04/02/2010

Micheline Calmy-Rey et l’esprit de trahison

 

«Il n’y a aucune stratégie visible. Nous devons nous montrer plus décidés». Qui parle ainsi, à propos de l’absence du Conseil fédéral dans le débat fiscal avec l’Allemagne? Non pas un chef de parti, non pas un journaliste conseilleur comme il y en a tant, mais la conseillère fédérale Micheline Calmy-Rey ! Qui en remet un couche, en déclarant tout de go: «Comme ministre des Finances, j’aurais moi aussi acheté les données des clients des banques». Cela, quelques heures après que Hans-Rudolf Merz ait condamné ces pratiques !

Dans quelle république bananière sommes-nous donc?
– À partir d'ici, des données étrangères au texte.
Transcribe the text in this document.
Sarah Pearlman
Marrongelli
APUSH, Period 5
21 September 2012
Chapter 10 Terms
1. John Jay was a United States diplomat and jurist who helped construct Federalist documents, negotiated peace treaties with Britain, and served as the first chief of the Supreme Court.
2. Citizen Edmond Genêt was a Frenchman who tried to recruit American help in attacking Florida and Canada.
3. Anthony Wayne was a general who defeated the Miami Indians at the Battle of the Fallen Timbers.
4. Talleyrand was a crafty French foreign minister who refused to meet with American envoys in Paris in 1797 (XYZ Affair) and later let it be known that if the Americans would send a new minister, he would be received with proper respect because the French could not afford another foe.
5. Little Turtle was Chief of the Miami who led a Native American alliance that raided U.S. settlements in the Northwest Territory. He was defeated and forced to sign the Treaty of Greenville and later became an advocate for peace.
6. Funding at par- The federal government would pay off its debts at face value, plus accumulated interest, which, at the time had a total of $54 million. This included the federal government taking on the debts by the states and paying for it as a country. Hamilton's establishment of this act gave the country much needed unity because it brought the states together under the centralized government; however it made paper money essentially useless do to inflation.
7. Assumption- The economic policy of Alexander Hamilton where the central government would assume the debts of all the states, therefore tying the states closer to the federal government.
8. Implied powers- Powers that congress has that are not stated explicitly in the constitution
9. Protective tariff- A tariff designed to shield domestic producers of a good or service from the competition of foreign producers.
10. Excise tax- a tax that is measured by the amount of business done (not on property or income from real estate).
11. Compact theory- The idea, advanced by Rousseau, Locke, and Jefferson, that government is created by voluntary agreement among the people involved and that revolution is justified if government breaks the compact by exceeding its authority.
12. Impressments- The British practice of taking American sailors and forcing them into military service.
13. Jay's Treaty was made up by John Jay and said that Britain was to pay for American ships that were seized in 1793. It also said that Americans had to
En pleine crise, est-il tolérable qu’une ministre tire dans le dos d’un collègue en grandes difficultés, dénonce avec mépris une situation dont elle est coresponsable, et enfin prenne le parti de l’Etat qui nous attaque?

Les Suisses peuvent à bon droit se sentir trahis, du haut en bas de l’échelle. En bas, c’est une véritable campagne médiatique anti-suisse qui fait rage: radio et télévision n’invitent, délibérément, que des contempteurs de la Suisse, des journalistes plus allemands que suisses, les Roger de Weck, les Frank A. Meyer, danseur mondain de la jet set berlinoise. A ce «parti allemand» s’ajoutent les politiciens de gauche, les Nordmann, les Levrat, prêts à ruiner leur pays pour complaire au grand voisin du Nord. Et maintenant, c’est à la tête de l’Etat que la trahison s’installe. En Suisse aussi, le poisson pourrit par la tête.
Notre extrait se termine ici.